Should Twitter Be A Human Right?

We’ve all witnessed the important role that networks like Twitter and Facebook have played in recent world events. And we’ve also seen how quickly governments remove access to these networks when they threaten their survival, as well as the levels that people are prepared to go to get around these blockades (and even how the biggest players in tech have helped).

Four in five people around the world believe that internet access is a fundamental right. Some countries, including Finland and Estonia, have made broadband a legal requirement for its citizens.

Dr Hamadoun Toure, secretary-general of the International Telecommunication Union (ITU), says that governments must “regard the internet as basic infrastructure – just like roads, waste and water. We have entered the knowledge society and everyone must have access to participate.”

Few would disagree. But the internet as both an entity and concept is vast, and a fundamental right to access it as a whole is not the same thing as the right to access every part of it. And just how deep do these rights go – for example, is access to Twitter something that somebody in prison should expect? Or even demand?

After all, it’s not unheard of for prisoners to be using Facebook and other mediums to broadcast their message to the world. Right now, sure, it’s frowned upon, but as a society (certainly in the West) we’ve softened our expectations of prison life for all but the most evil of criminals. I don’t think anyone really likes the idea of Richard Ramirez having a Facebook page, but what about your more common or garden inmate? Should a guy doing six months for tax evasion lose all access to the social space, or is that excessive and unnecessary? Perhaps even cruel and unusual punishment?

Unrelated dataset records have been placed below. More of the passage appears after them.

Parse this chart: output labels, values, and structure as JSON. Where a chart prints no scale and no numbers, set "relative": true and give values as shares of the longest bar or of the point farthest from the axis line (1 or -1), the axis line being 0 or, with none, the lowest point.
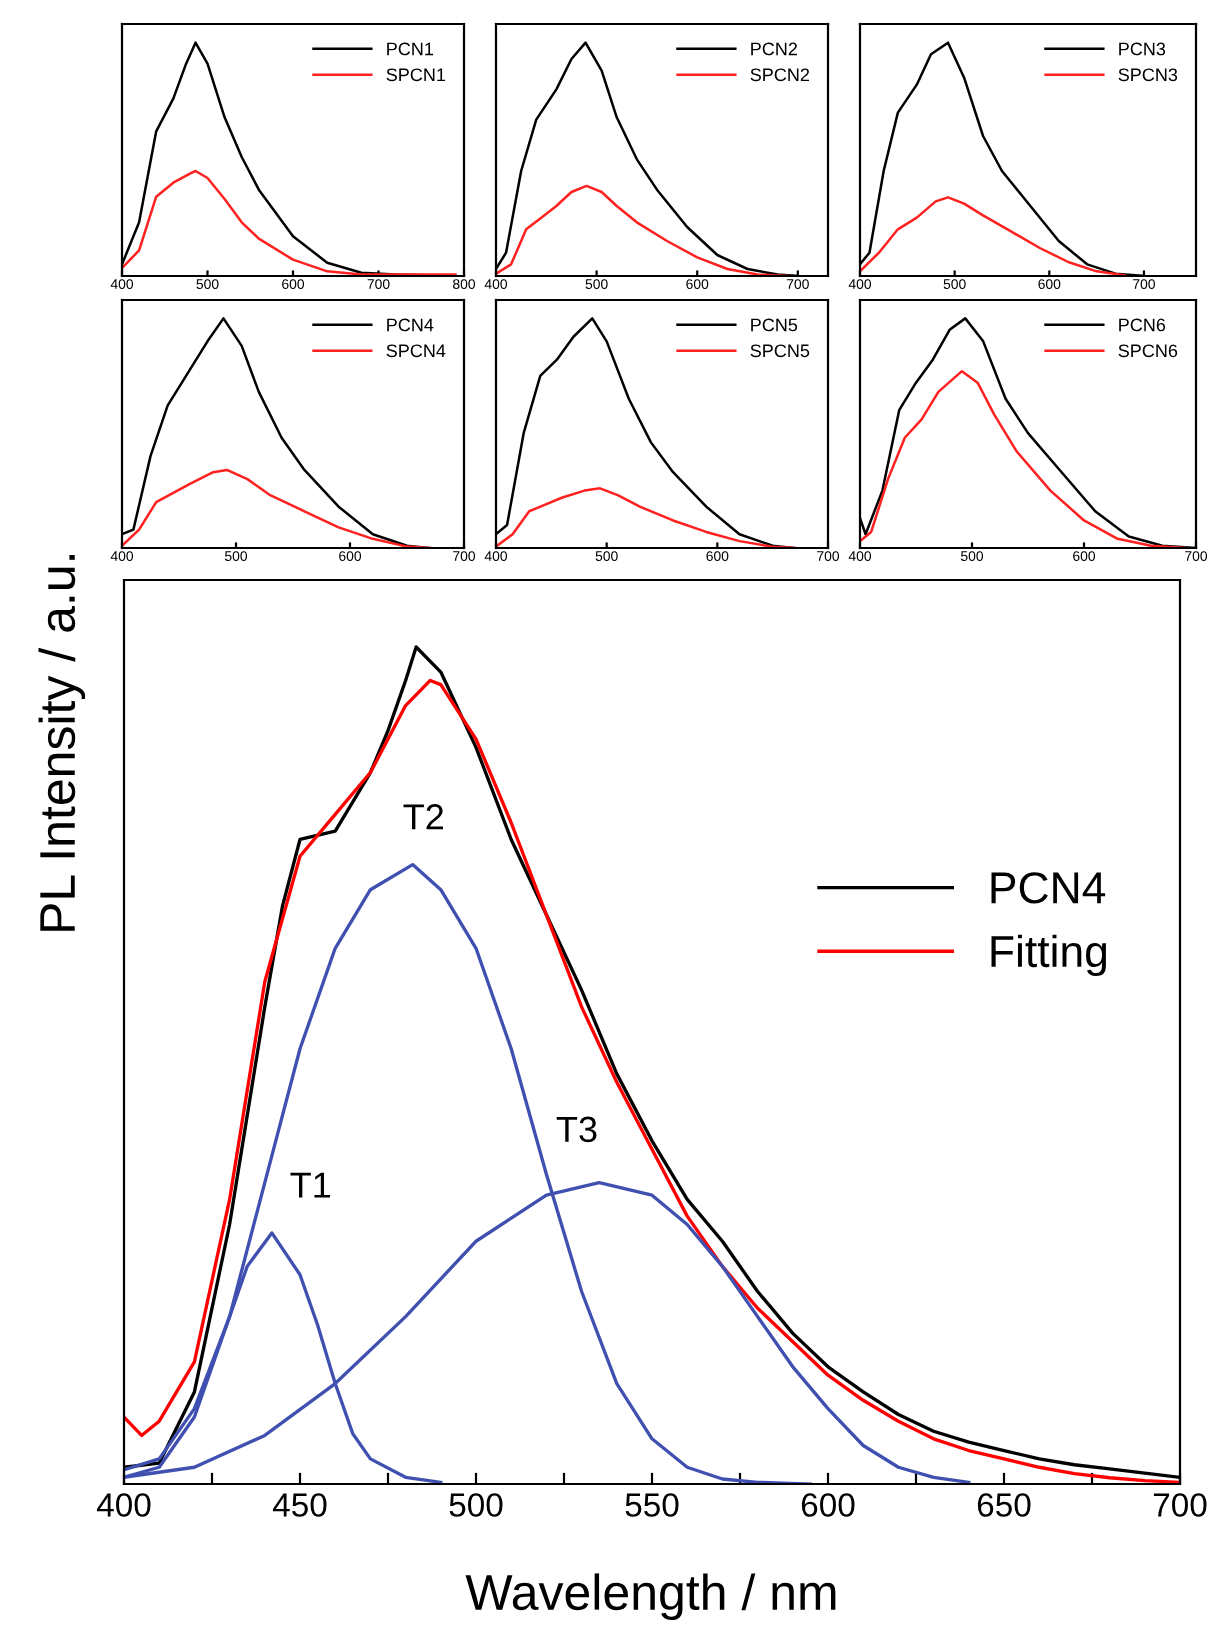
{
  "chart_data": [
    {
      "type": "line",
      "relative": true,
      "legend": "top right",
      "xlim": [
        400,
        800
      ],
      "xticks": [
        400,
        500,
        600,
        700,
        800
      ],
      "series": [
        {
          "name": "PCN1",
          "color": "#000000",
          "x": [
            400,
            420,
            440,
            460,
            475,
            486,
            500,
            520,
            540,
            560,
            600,
            640,
            680,
            720,
            790
          ],
          "values": [
            0.05,
            0.23,
            0.62,
            0.76,
            0.91,
            1.0,
            0.91,
            0.68,
            0.51,
            0.37,
            0.17,
            0.057,
            0.014,
            0.006,
            0
          ]
        },
        {
          "name": "SPCN1",
          "color": "#ff2020",
          "x": [
            400,
            420,
            440,
            460,
            480,
            486,
            500,
            520,
            540,
            560,
            600,
            640,
            680,
            790
          ],
          "values": [
            0.034,
            0.11,
            0.34,
            0.4,
            0.44,
            0.45,
            0.42,
            0.33,
            0.23,
            0.16,
            0.07,
            0.02,
            0.006,
            0.006
          ]
        }
      ]
    },
    {
      "type": "line",
      "relative": true,
      "legend": "top right",
      "xlim": [
        400,
        730
      ],
      "xticks": [
        400,
        500,
        600,
        700
      ],
      "series": [
        {
          "name": "PCN2",
          "color": "#000000",
          "x": [
            400,
            410,
            425,
            440,
            460,
            475,
            489,
            505,
            520,
            540,
            560,
            590,
            620,
            650,
            680,
            700
          ],
          "values": [
            0.03,
            0.1,
            0.45,
            0.67,
            0.8,
            0.93,
            1.0,
            0.88,
            0.68,
            0.5,
            0.37,
            0.21,
            0.09,
            0.03,
            0.006,
            0
          ]
        },
        {
          "name": "SPCN2",
          "color": "#ff2020",
          "x": [
            400,
            415,
            430,
            445,
            460,
            475,
            490,
            505,
            520,
            540,
            570,
            600,
            630,
            660,
            690
          ],
          "values": [
            0.01,
            0.05,
            0.2,
            0.25,
            0.3,
            0.36,
            0.386,
            0.36,
            0.3,
            0.23,
            0.15,
            0.08,
            0.03,
            0.006,
            0
          ]
        }
      ]
    },
    {
      "type": "line",
      "relative": true,
      "legend": "top right",
      "xlim": [
        400,
        755
      ],
      "xticks": [
        400,
        500,
        600,
        700
      ],
      "series": [
        {
          "name": "PCN3",
          "color": "#000000",
          "x": [
            400,
            410,
            425,
            440,
            460,
            475,
            493,
            510,
            530,
            550,
            580,
            610,
            640,
            670,
            700
          ],
          "values": [
            0.05,
            0.1,
            0.45,
            0.7,
            0.82,
            0.95,
            1.0,
            0.85,
            0.6,
            0.45,
            0.3,
            0.15,
            0.05,
            0.01,
            0
          ]
        },
        {
          "name": "SPCN3",
          "color": "#ff2020",
          "x": [
            400,
            420,
            440,
            460,
            480,
            493,
            510,
            530,
            560,
            590,
            620,
            650,
            680
          ],
          "values": [
            0.02,
            0.1,
            0.2,
            0.25,
            0.32,
            0.337,
            0.31,
            0.26,
            0.19,
            0.12,
            0.06,
            0.02,
            0.003
          ]
        }
      ]
    },
    {
      "type": "line",
      "relative": true,
      "legend": "top right",
      "xlim": [
        400,
        700
      ],
      "xticks": [
        400,
        500,
        600,
        700
      ],
      "series": [
        {
          "name": "PCN4",
          "color": "#000000",
          "x": [
            400,
            410,
            425,
            440,
            460,
            475,
            489,
            505,
            520,
            540,
            560,
            590,
            620,
            650,
            670
          ],
          "values": [
            0.06,
            0.08,
            0.4,
            0.62,
            0.78,
            0.9,
            1.0,
            0.88,
            0.68,
            0.48,
            0.34,
            0.18,
            0.06,
            0.01,
            0
          ]
        },
        {
          "name": "SPCN4",
          "color": "#ff2020",
          "x": [
            400,
            415,
            430,
            445,
            460,
            480,
            492,
            510,
            530,
            560,
            590,
            620,
            650,
            670
          ],
          "values": [
            0.01,
            0.08,
            0.2,
            0.24,
            0.28,
            0.33,
            0.34,
            0.3,
            0.23,
            0.16,
            0.09,
            0.04,
            0.006,
            0
          ]
        }
      ]
    },
    {
      "type": "line",
      "relative": true,
      "legend": "top right",
      "xlim": [
        400,
        700
      ],
      "xticks": [
        400,
        500,
        600,
        700
      ],
      "series": [
        {
          "name": "PCN5",
          "color": "#000000",
          "x": [
            400,
            410,
            425,
            440,
            455,
            470,
            487,
            500,
            520,
            540,
            560,
            590,
            620,
            650,
            670
          ],
          "values": [
            0.06,
            0.1,
            0.5,
            0.75,
            0.82,
            0.92,
            1.0,
            0.9,
            0.65,
            0.46,
            0.33,
            0.18,
            0.06,
            0.01,
            0
          ]
        },
        {
          "name": "SPCN5",
          "color": "#ff2020",
          "x": [
            400,
            415,
            430,
            445,
            460,
            480,
            494,
            510,
            530,
            560,
            590,
            620,
            650,
            670
          ],
          "values": [
            0.006,
            0.06,
            0.16,
            0.19,
            0.22,
            0.25,
            0.26,
            0.23,
            0.18,
            0.12,
            0.07,
            0.03,
            0.005,
            0
          ]
        }
      ]
    },
    {
      "type": "line",
      "relative": true,
      "legend": "top right",
      "xlim": [
        400,
        700
      ],
      "xticks": [
        400,
        500,
        600,
        700
      ],
      "series": [
        {
          "name": "PCN6",
          "color": "#000000",
          "x": [
            400,
            405,
            420,
            435,
            450,
            465,
            480,
            494,
            510,
            530,
            550,
            580,
            610,
            640,
            670,
            700
          ],
          "values": [
            0.13,
            0.06,
            0.25,
            0.6,
            0.72,
            0.82,
            0.95,
            1.0,
            0.9,
            0.65,
            0.5,
            0.33,
            0.16,
            0.05,
            0.01,
            0
          ]
        },
        {
          "name": "SPCN6",
          "color": "#ff2020",
          "x": [
            400,
            410,
            425,
            440,
            455,
            470,
            491,
            505,
            520,
            540,
            570,
            600,
            630,
            660,
            690
          ],
          "values": [
            0.03,
            0.07,
            0.3,
            0.48,
            0.56,
            0.68,
            0.77,
            0.72,
            0.58,
            0.42,
            0.25,
            0.12,
            0.04,
            0.01,
            0
          ]
        }
      ]
    },
    {
      "type": "line",
      "relative": true,
      "legend": "right",
      "xlabel": "Wavelength / nm",
      "ylabel": "PL Intensity / a.u.",
      "xlim": [
        400,
        700
      ],
      "xticks": [
        400,
        {
          "value": 425,
          "label": null
        },
        450,
        {
          "value": 475,
          "label": null
        },
        500,
        {
          "value": 525,
          "label": null
        },
        550,
        {
          "value": 575,
          "label": null
        },
        600,
        {
          "value": 625,
          "label": null
        },
        650,
        {
          "value": 675,
          "label": null
        },
        700
      ],
      "annotations": [
        "T1",
        "T2",
        "T3"
      ],
      "series": [
        {
          "name": "PCN4",
          "color": "#000000",
          "x": [
            400,
            410,
            420,
            430,
            440,
            445,
            450,
            460,
            470,
            475,
            480,
            483,
            490,
            500,
            510,
            520,
            530,
            540,
            550,
            560,
            570,
            580,
            590,
            600,
            610,
            620,
            630,
            640,
            650,
            660,
            670,
            680,
            690,
            700
          ],
          "values": [
            0.02,
            0.025,
            0.11,
            0.31,
            0.57,
            0.69,
            0.77,
            0.78,
            0.85,
            0.9,
            0.96,
            1.0,
            0.97,
            0.88,
            0.77,
            0.68,
            0.59,
            0.49,
            0.41,
            0.34,
            0.29,
            0.23,
            0.18,
            0.14,
            0.11,
            0.083,
            0.063,
            0.05,
            0.04,
            0.03,
            0.023,
            0.018,
            0.013,
            0.008
          ]
        },
        {
          "name": "Fitting",
          "color": "#ff0000",
          "x": [
            400,
            405,
            410,
            420,
            430,
            440,
            450,
            460,
            470,
            480,
            487,
            490,
            500,
            510,
            520,
            530,
            540,
            550,
            560,
            570,
            580,
            590,
            600,
            610,
            620,
            630,
            640,
            650,
            660,
            670,
            680,
            690,
            700
          ],
          "values": [
            0.08,
            0.058,
            0.075,
            0.146,
            0.34,
            0.6,
            0.75,
            0.8,
            0.85,
            0.93,
            0.96,
            0.955,
            0.89,
            0.79,
            0.68,
            0.57,
            0.48,
            0.4,
            0.32,
            0.26,
            0.21,
            0.17,
            0.13,
            0.1,
            0.075,
            0.054,
            0.04,
            0.03,
            0.02,
            0.0125,
            0.0075,
            0.004,
            0.002
          ]
        },
        {
          "color": "#4050b0",
          "x": [
            400,
            410,
            420,
            430,
            435,
            442,
            450,
            455,
            460,
            465,
            470,
            480,
            490
          ],
          "values": [
            0.017,
            0.03,
            0.09,
            0.2,
            0.26,
            0.3,
            0.25,
            0.19,
            0.12,
            0.06,
            0.03,
            0.008,
            0.002
          ]
        },
        {
          "color": "#4050b0",
          "x": [
            400,
            410,
            420,
            430,
            440,
            450,
            460,
            470,
            482,
            490,
            500,
            510,
            520,
            530,
            540,
            550,
            560,
            570,
            580,
            595
          ],
          "values": [
            0.008,
            0.02,
            0.08,
            0.2,
            0.36,
            0.52,
            0.64,
            0.71,
            0.74,
            0.71,
            0.64,
            0.52,
            0.37,
            0.23,
            0.12,
            0.054,
            0.02,
            0.006,
            0.002,
            0
          ]
        },
        {
          "color": "#4050b0",
          "x": [
            400,
            420,
            440,
            460,
            480,
            500,
            520,
            535,
            550,
            560,
            570,
            580,
            590,
            600,
            610,
            620,
            630,
            640
          ],
          "values": [
            0.008,
            0.02,
            0.058,
            0.12,
            0.2,
            0.29,
            0.345,
            0.36,
            0.345,
            0.31,
            0.26,
            0.2,
            0.14,
            0.09,
            0.046,
            0.02,
            0.008,
            0.002
          ]
        }
      ]
    }
  ]
}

Right now, I suspect that most people would feel that Twitter was a luxury, certainly for the majority of detainees. But times change, and much as everybody has a right to their one phone call, it’s not completely out of the realms of possibility that, somewhere down the line, access to social networks for prisoners will be fairly commonplace, albeit with inevitable (and necessary) restrictions in place. And there will always be exceptions, those that committed crimes so heinous that the very thought of them having any legitimate contact with the rest of the world would make us shudder.

Or will it? Rights are rights, after all, even for the most wicked of prisoners. And who are we to decide otherwise?